This is not an aesthetic choice. Half the windows in my house don’t close properly and thus don’t lock (I have workarounds in place, in case you’re contemplating stealing the silver…and anyway, I haven’t any silver; I sold it to pay for the roof). And, because of the significant window widths, many of the vinyl sashes are sagged in the middle; those windows look drunk and let in gales of cold air all winter (despite the towels and weather stripping I jammed into the voids, and the lovely 3M plastic I installed over them). But yeah – they’re also ugly – maybe aesthetics played a part….
So John Pater (of Pater Architectural), is making new wooden sash windows for me, in the style that is appropriate to the house (I’m cheating toward the 2st-century a tiny bit; they’ll be double-paned). John will paint the exterior bits (which is why I was in a frenzy to choose the right colors); I’ll stain/tone/shellac/varnish the interiors to (hopefully!) match the casings. (I’ve been playing around with that for a few weeks now.)

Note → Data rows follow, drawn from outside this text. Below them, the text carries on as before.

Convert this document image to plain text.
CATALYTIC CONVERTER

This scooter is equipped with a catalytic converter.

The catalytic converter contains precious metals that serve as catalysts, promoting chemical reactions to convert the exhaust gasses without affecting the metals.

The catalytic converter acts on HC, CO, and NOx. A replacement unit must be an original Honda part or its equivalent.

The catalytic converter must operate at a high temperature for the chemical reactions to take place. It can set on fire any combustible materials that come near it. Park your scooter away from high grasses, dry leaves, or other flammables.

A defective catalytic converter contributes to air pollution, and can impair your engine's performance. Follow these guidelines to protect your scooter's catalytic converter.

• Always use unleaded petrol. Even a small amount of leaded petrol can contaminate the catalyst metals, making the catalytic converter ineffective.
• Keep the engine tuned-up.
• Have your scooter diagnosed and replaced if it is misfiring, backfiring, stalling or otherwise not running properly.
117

For that to happen, I had to pull a window so he could take a look at the frame, and measure the angle of the sill. And I’ll have to pull another in the next week or so to confirm that angle, before he returns to make final measurements for the 21 windows (very few of which are the same size).
But I realized last weekend as I was walking around the place whilst contemplating my dive into penury that one window, in what was the second-floor kitchen, is probably not right. That is, there’s a sink in front of it, and the casings are clearly not original. That window, naturally, is on the side of the house that’s close up against the neighbor’s fence and house, so I can’t get back far enough to get a good look from the outside.
So I leaned out and had a look.Sho ’nuff. There’s a piece of plywood in the bottom of the frame. The window ought to (and once did) start about 1′ farther down. (Funny that it’s the only replacement window in the house that is wood…were it the right size, I might leave that one.)
But the kitchen cabinets have plumbing and electric inside that preclude my going “full Fitz” on them with a sledgehammer and wrecking bar, and I want to leave the water and electric in place – this room will eventually become a guest bath.
So I roped in Christopher Schwarz. He’s on his way now to help me get the cabinets out in a more controlled manner…and to be truthful, because I am terrified to see what might be living in the void between the plywood and the interior behind the cabinet. If I swoon (say, should a colony of cockroaches come pouring out), I want someone here to catch me.